Les ruminants, par exemple, fondent leur alimentation sur le fait que le microbiote du rumen (l’un de ses quatre sacs digestifs) fermente et dégrade la matière végétale, ainsi, ils peuvent se nourrir. A l’époque dont nous parlons il n’y avait pas de ruminants, bien sûr, mais les premières grandes plantes arborescentes ils ont vu comment leur situation était compromise en raison de l’émergence de microbes tirés par la cellulose.

Quand tu ne peux pas faire du bois de chauffage avec l’arbre tombé

Chloé Benko Prieur 162

Et c’était juste là, à l’aube de la période carbonifère, quand les plantes ont sorti la lignine de leur manche. Les structures à base de ce polymère étaient plus dures, plus rigides et plus complexes que celles qui n’utilisaient que de la cellulose. Mais surtout, ils étaient à base de phénol.

Ou ce qui est pareil, la « seule façon » d’extraire sa puissance énergétique est de l’incendier et les êtres vivants du Carbonifère n’avaient pas de briquet à portée de main. Il n’y avait personne pour digérer cela et, pour cette raison même, le bois est devenu imprenable.

Les plantes ligneuses connurent un énorme succès et, sans «prédateurs», elles conquièrent chaque centimètre carré de terre fertile. Le carbone n’a jamais été corrigé comme à l’époque et cela est devenu un problème. Comme ce bois n’était pas biodégradable, la «pollution du bois» (un concept Tomes que j’adore) a commencé à réduire les niveaux de CO2 dans l’atmosphère à des limites jamais vues auparavant. Avec cela, vint la baisse des températures.

La boucle de rétroaction avait commencé: les pénuries de dioxyde de carbone entraînaient les températures et les basses températures étranglaient la biodiversité, ralentissant l’émergence du mangeur de bois promis. Un jeu parfait. Ou presque.

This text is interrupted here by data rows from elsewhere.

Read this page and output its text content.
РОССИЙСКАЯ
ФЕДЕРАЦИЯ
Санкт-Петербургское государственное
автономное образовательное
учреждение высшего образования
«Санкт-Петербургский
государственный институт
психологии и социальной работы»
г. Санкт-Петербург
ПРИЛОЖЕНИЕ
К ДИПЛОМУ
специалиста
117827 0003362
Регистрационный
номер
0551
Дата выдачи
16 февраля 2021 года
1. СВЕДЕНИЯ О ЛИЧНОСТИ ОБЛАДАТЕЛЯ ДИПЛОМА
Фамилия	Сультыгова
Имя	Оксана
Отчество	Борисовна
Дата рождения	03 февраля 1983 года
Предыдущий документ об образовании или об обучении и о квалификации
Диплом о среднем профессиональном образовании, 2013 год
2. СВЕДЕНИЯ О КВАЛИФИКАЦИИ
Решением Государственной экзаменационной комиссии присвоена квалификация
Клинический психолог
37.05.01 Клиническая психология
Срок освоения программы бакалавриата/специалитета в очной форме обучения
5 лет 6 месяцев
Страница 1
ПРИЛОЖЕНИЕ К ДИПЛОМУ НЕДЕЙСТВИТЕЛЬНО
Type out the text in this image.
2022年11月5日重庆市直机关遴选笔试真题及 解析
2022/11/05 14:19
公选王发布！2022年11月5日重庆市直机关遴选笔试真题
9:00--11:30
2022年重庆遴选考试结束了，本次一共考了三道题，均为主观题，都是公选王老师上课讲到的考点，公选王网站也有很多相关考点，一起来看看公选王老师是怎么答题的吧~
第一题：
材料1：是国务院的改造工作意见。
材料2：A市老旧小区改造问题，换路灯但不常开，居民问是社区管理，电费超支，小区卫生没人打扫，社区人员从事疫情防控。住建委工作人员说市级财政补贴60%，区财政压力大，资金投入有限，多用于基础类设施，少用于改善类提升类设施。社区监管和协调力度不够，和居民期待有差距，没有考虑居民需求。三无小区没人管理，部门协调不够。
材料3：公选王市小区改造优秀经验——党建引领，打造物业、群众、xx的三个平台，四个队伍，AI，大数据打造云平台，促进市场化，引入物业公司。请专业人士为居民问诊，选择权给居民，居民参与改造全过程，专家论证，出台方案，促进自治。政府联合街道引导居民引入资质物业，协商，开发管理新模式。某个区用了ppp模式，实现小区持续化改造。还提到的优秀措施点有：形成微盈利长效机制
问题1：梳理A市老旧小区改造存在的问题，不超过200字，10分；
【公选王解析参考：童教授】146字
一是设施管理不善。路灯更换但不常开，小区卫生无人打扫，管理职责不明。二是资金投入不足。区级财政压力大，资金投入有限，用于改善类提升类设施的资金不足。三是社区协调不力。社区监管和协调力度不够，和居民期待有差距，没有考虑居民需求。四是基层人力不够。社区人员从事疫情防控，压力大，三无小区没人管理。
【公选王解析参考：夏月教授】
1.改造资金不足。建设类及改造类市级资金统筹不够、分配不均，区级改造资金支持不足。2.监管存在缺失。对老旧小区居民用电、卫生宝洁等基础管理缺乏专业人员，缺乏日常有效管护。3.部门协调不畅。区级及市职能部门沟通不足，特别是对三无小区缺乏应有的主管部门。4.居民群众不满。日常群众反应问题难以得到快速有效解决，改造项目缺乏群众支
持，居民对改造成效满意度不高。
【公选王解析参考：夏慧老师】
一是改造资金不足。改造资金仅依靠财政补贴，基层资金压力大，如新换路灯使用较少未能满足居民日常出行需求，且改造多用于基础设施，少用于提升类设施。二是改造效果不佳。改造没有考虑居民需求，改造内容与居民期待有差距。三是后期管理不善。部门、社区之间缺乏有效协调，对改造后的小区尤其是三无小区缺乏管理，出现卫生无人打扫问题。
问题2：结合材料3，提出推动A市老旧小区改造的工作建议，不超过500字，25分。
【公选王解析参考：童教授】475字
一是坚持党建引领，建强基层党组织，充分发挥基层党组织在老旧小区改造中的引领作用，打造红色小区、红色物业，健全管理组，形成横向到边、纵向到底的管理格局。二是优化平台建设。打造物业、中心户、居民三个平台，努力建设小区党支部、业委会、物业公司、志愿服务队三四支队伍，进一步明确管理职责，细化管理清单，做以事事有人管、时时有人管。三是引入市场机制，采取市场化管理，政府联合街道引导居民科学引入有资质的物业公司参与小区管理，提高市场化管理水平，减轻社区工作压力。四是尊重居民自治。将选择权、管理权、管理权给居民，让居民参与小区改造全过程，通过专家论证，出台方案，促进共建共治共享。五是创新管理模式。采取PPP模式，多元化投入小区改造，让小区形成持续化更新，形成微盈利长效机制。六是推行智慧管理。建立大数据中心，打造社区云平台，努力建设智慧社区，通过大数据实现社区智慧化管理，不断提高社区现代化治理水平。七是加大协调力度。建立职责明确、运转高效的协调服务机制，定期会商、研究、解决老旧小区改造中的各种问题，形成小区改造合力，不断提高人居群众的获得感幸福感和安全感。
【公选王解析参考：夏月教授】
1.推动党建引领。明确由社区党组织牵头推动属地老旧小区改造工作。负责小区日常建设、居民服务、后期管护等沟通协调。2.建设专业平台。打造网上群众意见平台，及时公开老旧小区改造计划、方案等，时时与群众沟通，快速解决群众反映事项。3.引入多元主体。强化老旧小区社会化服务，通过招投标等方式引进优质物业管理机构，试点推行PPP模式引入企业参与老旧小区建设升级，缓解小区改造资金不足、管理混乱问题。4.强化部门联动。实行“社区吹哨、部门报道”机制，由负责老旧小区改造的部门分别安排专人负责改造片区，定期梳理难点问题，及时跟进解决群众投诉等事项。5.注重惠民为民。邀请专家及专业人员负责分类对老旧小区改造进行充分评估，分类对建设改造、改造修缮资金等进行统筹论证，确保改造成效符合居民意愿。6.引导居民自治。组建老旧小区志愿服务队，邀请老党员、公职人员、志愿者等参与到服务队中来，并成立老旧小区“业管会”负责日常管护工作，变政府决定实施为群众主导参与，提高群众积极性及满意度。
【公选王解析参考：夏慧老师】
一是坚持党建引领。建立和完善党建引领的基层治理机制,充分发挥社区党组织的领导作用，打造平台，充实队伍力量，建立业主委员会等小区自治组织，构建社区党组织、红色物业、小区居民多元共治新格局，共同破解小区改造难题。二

Un héros appelé Agaricomycètes

Manuel Barroso Parejo 17159

Parce qu’après 40 millions d’années de règne, un petit champignon appelé Agaricomycètes appris qu’au lieu de digérer la lignine, il était préférable d’utiliser certaines enzymes pour « bombarder le bois d’oxygène » jusqu’à ce que la cellulose soit libérée.

Comme le dit Tomes, c’était la seule fois au cours des 300 derniers millions d’années qu’un être vivant a appris à décomposer le bois. Tous les champignons qui peuvent le faire aujourd’hui sont dérivés des Agaricomycètes. Sans lui, le règne du bois n’aurait peut-être jamais pris fin et, qui sait, aujourd’hui le monde serait plein de mille-pattes géants sur le point de fêter Noël. Tout ne serait pas une mauvaise nouvelle, bien sûr: avec 100 pieds, il serait plus facile de taper.